The news for democracy I have in mind ought to appear regularly, but it does not need to be daily or even weekly; its frequency, like everything else, must be determined by the need to reach and hold a popular audience. The format and content should probably be designed from the start for the Internet, preferably for websites that can attract this audience.
Consequently, it can be even be scheduled for sites also devoted to entertainment fare, just as the television networks once scheduled documentaries between entertainment programs. In fact, combining analytic journalism with entertainment might encourage other innovators to develop docudramas or entertainment programs that pursue some of analytic journalism’s aims.

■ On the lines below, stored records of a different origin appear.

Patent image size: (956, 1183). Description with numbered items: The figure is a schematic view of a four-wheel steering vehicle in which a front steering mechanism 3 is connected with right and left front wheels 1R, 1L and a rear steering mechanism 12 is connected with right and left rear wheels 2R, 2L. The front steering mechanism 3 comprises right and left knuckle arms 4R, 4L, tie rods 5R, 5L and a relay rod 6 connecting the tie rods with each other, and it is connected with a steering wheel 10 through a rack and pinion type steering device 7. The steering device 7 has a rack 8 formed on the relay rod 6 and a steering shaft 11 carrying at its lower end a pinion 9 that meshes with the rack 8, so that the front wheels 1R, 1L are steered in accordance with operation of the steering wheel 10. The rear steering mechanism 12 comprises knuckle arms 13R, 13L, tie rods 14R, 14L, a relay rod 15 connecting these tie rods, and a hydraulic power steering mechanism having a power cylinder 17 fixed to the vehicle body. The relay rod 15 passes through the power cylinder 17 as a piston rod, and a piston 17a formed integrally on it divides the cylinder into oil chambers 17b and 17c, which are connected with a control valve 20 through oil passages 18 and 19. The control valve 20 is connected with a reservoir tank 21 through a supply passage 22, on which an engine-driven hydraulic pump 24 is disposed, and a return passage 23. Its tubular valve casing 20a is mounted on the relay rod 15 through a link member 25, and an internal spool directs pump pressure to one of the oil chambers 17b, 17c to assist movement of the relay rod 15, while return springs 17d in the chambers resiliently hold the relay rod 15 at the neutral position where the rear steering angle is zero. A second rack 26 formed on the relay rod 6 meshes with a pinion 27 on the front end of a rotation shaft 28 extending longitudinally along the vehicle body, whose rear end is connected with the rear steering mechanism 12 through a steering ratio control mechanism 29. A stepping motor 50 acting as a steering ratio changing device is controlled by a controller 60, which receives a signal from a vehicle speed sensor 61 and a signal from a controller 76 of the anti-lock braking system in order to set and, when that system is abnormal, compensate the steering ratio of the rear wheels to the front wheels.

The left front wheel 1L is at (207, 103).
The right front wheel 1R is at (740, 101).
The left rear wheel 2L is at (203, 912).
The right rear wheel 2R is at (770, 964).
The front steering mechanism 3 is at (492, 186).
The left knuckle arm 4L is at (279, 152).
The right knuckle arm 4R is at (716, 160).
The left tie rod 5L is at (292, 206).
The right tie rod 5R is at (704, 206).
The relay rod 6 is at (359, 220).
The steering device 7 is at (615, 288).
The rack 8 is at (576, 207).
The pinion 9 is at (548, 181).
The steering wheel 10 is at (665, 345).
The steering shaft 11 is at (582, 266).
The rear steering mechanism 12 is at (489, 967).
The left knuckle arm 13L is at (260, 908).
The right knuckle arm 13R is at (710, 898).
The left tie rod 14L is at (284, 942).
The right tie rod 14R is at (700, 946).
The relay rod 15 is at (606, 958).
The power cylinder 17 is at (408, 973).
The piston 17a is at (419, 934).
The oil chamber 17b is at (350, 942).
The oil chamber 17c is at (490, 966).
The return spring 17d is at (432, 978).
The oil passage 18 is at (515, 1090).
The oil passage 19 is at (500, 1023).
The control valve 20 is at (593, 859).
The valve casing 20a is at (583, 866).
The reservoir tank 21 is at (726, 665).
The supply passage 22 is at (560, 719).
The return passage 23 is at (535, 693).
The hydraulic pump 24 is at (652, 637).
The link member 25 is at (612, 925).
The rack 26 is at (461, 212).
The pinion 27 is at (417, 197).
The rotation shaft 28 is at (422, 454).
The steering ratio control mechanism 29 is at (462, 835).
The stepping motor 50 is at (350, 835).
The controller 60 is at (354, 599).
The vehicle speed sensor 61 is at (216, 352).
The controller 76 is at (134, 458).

Furthermore, for many decades, entertainment fare has subsidized informational fare, and eventually media firms should be able to do so even on the Internet. However, if journalists can expand their field to include news for democracy, the news media doing so might attract new funding sources in the foundation and nonprofit world, as well as from government. In fact, if news serves as a public rumor and panic-prevention institution, a case can be made that government should help to fund it.
American journalists have traditionally objected to being funded by government, for good reasons as well as bad ones. But if, as we are now learning, private enterprise has trouble making money from the news, it either forces the journalists it does not fire to raise their productivity to unreasonable heights, sensationalize the news, or both.
In that case, government funding may be a more desirable alternative — and like other publicly funded professions before them, journalists will figure out how to protect themselves and their audiences from interference.